As time went by, our interests went from playing cricket to just hanging out with friends, spending the day together. Coffee world and Pizza Hut had still not made their entry in our city, and we would just hang around the newly made-over Dhanmondi Lake, feasting on fuchkas, chatting and singing in voices that did not have a semblance of proper scale and control. Then in 2001, the unthinkable happened. While thousands of people were in Ramna, enjoying the songs and the colorful parades of the day, bombs exploded and innocents were killed. Bodies were maimed beyond recognition. Hundreds had to be carried off to hospitals, which soon ran out of space to accommodate more patients. Phone networks were jammed as people tried to ascertain the safety of their loved ones. Hundreds drifted off to slow, painful death in hospital beds. Hundreds of others lived on, with the scars of the day haunting them with every step they take. What used to be the heart of all celebrations became the venue where one of the greatest horrors of independent Bangladesh had taken place.

When April 2002 came, I along with many of my peers felt apprehensive. What would happen in Boishakh this year? Somehow, our main concern was not the fear of more terrorist attacks. We were more concerned about whether the celebrations this year would be marred due to people being scared to venture out, whether Ramna would be a barren field because people did not want their loved ones to walk into any sort of trouble. Why did we care? I guess it had finally dawned on us gathering at Ramna to sing along with the artists was more than just another musical event. It was more than just another national festival, even. Pohela Boishakh had become the symbol of our independence, our sovereignty. If this year, people backed off on account of fear, we would have surrendered, made first concession to the aggressor. We hoped that such would not be the case. We hoped that people would not be deterred from the celebrations; the place wouldn't be empty, that at least some of us would be there to sing along, bad voice notwithstanding.

Then, the big day arrived. It was the first hour of the morning; on the day we welcome the New Year with music and magic, urging the strong Boishakhi winds to drive away all the unwanted baggage of the year gone by. To our surprise, all of Bangladesh seemed to have reached a consensus without so much as consulting each other. Everyone seemed to have made the decision to defy the terror and bask in the merriment of Boishakh. The place was replete with people, adorned in white panjabees or red and white sarees, lighting up the town with their sheer enthusiasm and their big smiles. As we stood there beholding the crowd, it was all I could do, not to shed tears. This was the place where so many had died, for the “crime” of attending New Year's celebrations last year.

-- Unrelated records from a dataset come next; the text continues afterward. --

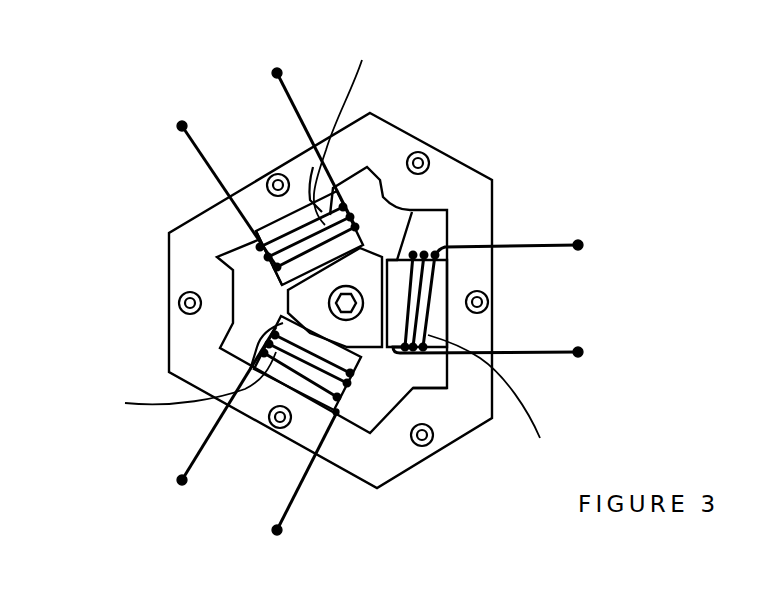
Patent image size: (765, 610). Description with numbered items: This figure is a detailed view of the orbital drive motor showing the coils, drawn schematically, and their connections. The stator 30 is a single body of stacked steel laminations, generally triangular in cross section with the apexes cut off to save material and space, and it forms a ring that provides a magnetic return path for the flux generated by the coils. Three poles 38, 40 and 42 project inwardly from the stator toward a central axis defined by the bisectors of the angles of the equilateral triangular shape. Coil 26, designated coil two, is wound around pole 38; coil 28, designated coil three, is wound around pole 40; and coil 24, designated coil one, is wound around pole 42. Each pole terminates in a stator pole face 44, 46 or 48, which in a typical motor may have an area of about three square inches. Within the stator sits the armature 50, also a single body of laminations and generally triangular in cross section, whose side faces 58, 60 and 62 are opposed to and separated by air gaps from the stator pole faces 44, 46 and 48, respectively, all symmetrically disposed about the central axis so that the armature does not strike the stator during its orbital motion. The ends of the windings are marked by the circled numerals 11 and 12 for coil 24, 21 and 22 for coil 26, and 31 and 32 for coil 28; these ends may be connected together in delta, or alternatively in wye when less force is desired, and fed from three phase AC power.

The winding end 11 is at (516, 352).
The winding end 12 is at (538, 243).
The winding end 21 is at (295, 122).
The winding end 22 is at (207, 169).
The winding end 31 is at (206, 432).
The winding end 32 is at (286, 497).
The coil 24 is at (427, 250).
The coil 26 is at (257, 255).
The coil 28 is at (337, 395).
The stator 30 is at (428, 460).
The pole 38 is at (257, 288).
The pole 40 is at (355, 388).
The pole 42 is at (385, 285).
The stator pole face 44 is at (322, 405).
The stator pole face 46 is at (420, 263).
The stator pole face 48 is at (270, 262).
The armature 50 is at (371, 250).
The armature pole face 58 is at (300, 370).
The armature pole face 60 is at (393, 333).
The armature pole face 62 is at (329, 215).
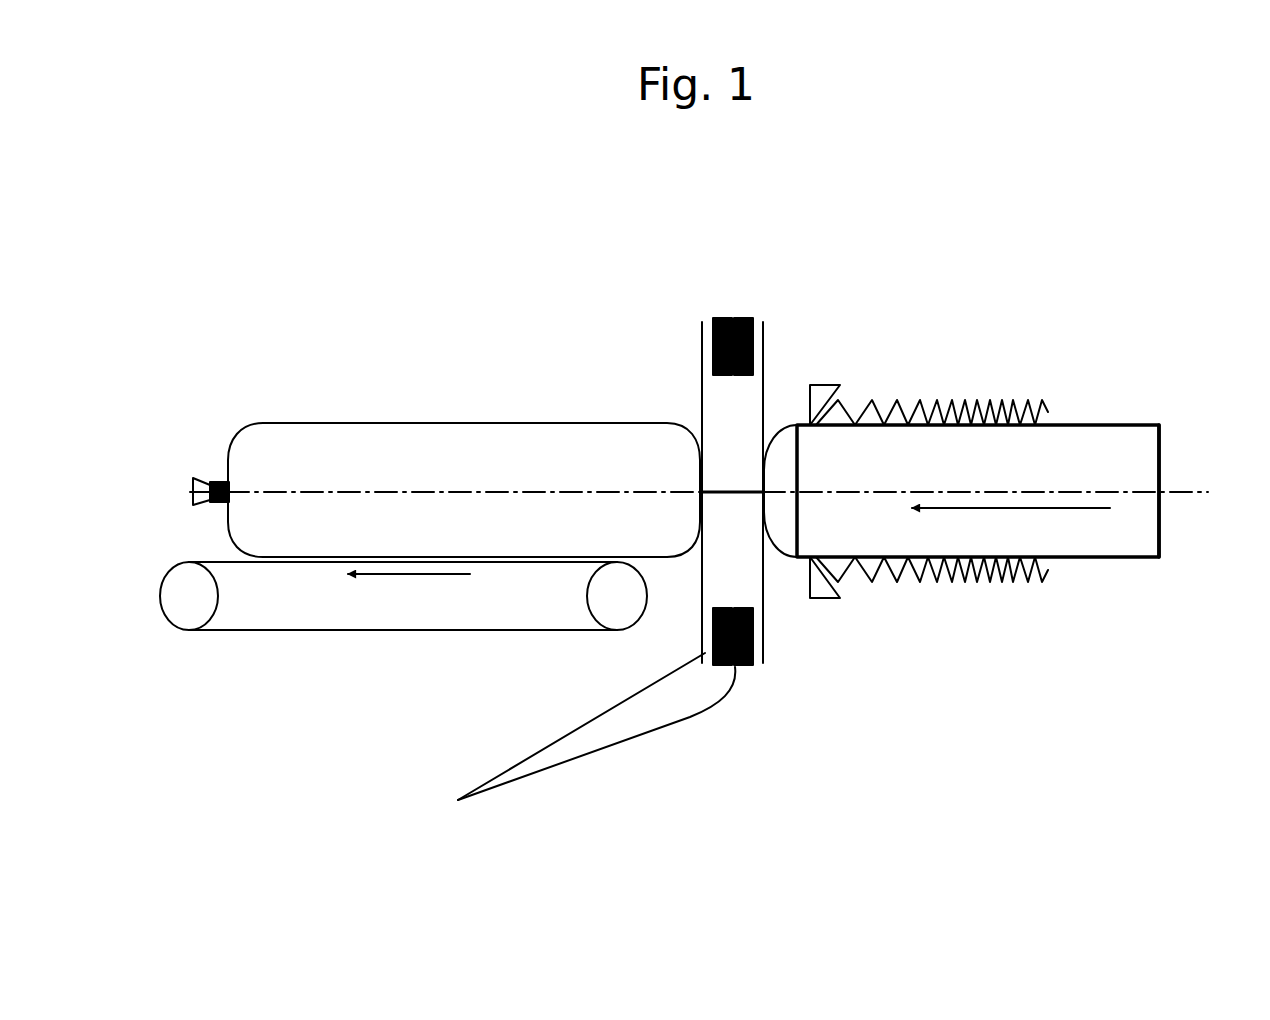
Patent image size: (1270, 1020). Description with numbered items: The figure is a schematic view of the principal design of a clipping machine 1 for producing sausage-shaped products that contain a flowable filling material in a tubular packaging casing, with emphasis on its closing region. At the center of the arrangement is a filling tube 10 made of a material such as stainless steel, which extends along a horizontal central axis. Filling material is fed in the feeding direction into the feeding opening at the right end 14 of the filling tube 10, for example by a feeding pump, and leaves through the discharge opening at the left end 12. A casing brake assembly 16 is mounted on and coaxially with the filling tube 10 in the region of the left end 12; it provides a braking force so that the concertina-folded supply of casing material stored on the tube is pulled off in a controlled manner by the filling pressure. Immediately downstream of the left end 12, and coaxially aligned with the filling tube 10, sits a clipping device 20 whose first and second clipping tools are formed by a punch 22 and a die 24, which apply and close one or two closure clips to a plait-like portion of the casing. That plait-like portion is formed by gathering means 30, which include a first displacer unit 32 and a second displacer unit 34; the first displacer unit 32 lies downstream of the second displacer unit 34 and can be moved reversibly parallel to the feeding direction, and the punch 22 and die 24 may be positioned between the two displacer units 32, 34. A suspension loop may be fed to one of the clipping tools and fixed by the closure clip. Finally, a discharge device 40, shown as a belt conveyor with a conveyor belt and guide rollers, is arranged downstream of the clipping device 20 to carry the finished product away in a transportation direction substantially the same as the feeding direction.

The clipping machine 1 is at (904, 262).
The filling tube 10 is at (1013, 445).
The left end of the filling tube 12 is at (802, 520).
The right end of the filling tube 14 is at (1162, 453).
The casing brake assembly 16 is at (840, 385).
The clipping device 20 is at (693, 487).
The punch 22 is at (752, 347).
The die 24 is at (712, 638).
The gathering means 30 is at (857, 707).
The first displacer unit 32 is at (763, 577).
The second displacer unit 34 is at (703, 553).
The discharge device 40 is at (427, 644).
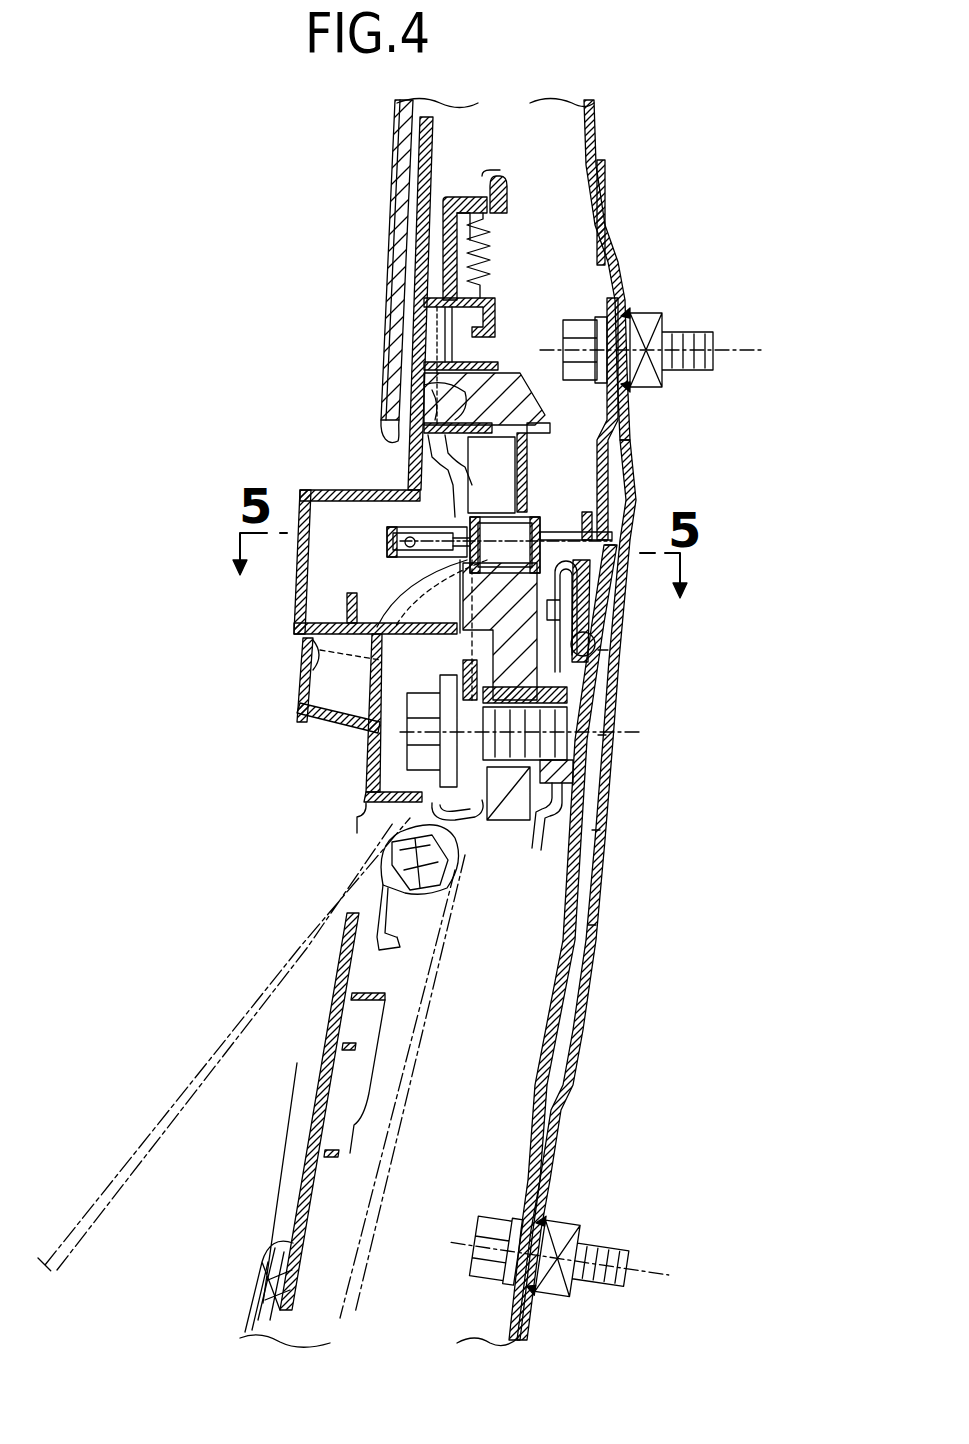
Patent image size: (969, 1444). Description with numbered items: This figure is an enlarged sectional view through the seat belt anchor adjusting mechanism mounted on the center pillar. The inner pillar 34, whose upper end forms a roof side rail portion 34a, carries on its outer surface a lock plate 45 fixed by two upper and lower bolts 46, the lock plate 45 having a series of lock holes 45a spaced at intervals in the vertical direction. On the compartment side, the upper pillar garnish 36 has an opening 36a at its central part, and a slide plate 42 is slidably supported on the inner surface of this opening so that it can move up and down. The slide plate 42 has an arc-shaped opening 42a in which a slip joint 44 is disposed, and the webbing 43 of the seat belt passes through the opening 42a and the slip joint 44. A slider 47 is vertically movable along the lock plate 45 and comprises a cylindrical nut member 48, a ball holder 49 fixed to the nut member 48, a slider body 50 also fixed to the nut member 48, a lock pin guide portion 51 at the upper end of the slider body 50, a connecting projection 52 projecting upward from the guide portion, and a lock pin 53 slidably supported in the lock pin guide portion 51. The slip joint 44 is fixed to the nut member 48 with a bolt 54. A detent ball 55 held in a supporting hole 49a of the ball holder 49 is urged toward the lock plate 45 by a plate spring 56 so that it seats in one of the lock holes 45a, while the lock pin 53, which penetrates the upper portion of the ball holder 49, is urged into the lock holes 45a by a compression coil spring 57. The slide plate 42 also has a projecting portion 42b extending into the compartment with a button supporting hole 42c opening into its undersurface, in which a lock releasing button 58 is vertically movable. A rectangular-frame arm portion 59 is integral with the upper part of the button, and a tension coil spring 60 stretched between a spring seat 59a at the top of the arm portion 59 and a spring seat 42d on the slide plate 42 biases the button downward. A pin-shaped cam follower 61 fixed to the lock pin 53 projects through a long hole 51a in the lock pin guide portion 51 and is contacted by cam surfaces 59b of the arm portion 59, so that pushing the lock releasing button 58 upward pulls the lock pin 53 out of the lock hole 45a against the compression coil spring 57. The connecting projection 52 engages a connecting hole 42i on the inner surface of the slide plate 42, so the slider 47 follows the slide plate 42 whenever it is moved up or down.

The inner pillar 34 is at (590, 985).
The roof side rail portion 34a is at (600, 130).
The upper pillar garnish 36 is at (397, 170).
The opening 36a is at (392, 412).
The slide plate 42 is at (400, 455).
The opening 42a is at (365, 805).
The projecting portion 42b is at (308, 560).
The button supporting hole 42c is at (305, 678).
The spring seat 42d is at (497, 310).
The connecting hole 42i is at (410, 360).
The webbing 43 is at (200, 1060).
The slip joint 44 is at (385, 890).
The lock plate 45 is at (545, 1030).
The lock holes 45a is at (612, 548).
The bolts 46 is at (690, 335).
The slider 47 is at (517, 822).
The nut member 48 is at (560, 773).
The ball holder 49 is at (586, 503).
The supporting hole 49a is at (560, 640).
The slider body 50 is at (480, 650).
The lock pin guide portion 51 is at (490, 510).
The long hole 51a is at (400, 540).
The connecting projection 52 is at (505, 370).
The lock pin 53 is at (560, 537).
The bolt 54 is at (420, 745).
The detent ball 55 is at (592, 645).
The plate spring 56 is at (575, 600).
The compression coil spring 57 is at (530, 510).
The lock releasing button 58 is at (355, 722).
The arm portion 59 is at (463, 196).
The spring seat 59a is at (500, 178).
The cam surfaces 59b is at (417, 593).
The tension coil spring 60 is at (490, 240).
The cam follower 61 is at (418, 537).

Yet this year, this place was once again the heart of the celebration, as if nothing had changed. As the thought occurred to me, I realized that indeed, nothing had changed. We were still the same ferociously patriotic nation, the nation that will sacrifice lives before they have to bow down to somebody. We were still the nation that values our pride more than our lives. Standing there, amidst a crowd of red and white, with songs all around that is the second most memorable Boishakh for me in my small life. For it was at that very moment that I realized Boishakh is more than just another year, more than just another festival. Ever since the first time the celebrations were held despite the Pakistani Government's orders to the contrary, Boishakh has been the token of our strength. It has been our way to show that the enemy can have our death, but they will not have our deference. May we forever display this indomitable spirit, and go on defying all odds to uphold our culture and heritage to the rest of the world. Shubho Noboborsho to everyone!